Located high in the central Swiss Alps, Engelberg, or “Angel Mountain,” is a hamlet bristling with stereotypical Swiss icons; it’s also an orographic anomaly, attracting snowfalls as deep as its 100-plus-year skiing history. Home to the first rotating aerial tramway, a 900-year-old monastery, and a cozy beacon of Swiss tradition, modern Engelberg is attracting a new wave of skiers looking to escape the insanity of the modern world and find a little heaven in the process. Collective decades of deep-powder experiences at Angel Mountain.

Words Leslie Anthony


There was no new snow in Switzerland. Three weeks of sun and warm föhn winds had preceded our arrival, and social-media reports offered a far grimmer analysis than a make-the-best-of-it missive exhorting us to “bring sunglasses.” Still, it hadn’t stopped our international film crew from forsaking the snowier environs of Whistler, Squaw Valley, Alta, Åre and Oslo to rendezvous in Zurich for a long-planned Switzerland shoot.
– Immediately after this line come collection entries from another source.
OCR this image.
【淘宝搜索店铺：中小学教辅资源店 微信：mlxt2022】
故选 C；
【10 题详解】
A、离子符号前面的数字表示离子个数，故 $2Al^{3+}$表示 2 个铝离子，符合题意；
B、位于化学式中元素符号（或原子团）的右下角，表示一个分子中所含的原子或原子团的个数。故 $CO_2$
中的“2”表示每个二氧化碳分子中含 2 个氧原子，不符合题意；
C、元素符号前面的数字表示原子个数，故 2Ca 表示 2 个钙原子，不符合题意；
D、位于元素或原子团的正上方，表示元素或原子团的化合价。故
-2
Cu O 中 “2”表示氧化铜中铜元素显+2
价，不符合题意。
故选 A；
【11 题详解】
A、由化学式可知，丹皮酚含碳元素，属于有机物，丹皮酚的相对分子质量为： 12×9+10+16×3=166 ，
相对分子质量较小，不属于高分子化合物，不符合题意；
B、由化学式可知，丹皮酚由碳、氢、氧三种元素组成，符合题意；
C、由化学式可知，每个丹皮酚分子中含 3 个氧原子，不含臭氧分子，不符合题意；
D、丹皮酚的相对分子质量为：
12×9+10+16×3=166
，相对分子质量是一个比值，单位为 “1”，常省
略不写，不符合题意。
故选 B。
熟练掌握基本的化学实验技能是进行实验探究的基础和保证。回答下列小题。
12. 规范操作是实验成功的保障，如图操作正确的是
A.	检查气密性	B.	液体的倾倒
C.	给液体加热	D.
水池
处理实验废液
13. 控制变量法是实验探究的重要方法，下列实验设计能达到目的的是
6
Now the question was: where to go?

With clouds suddenly materializing on an otherwise blue horizon, and this nation of cheesemakers, watchmongers and überbankers gazing skyward in anticipation, the forecast, unfortunately, proved underwhelming. Most ski areas, it held, would receive but a dusting—maybe just under an inch. We’d had a hunch, however, and called some friends in Engelberg: Were they maybe expecting higher amounts? “Of course,” they replied, “perhaps three feet.”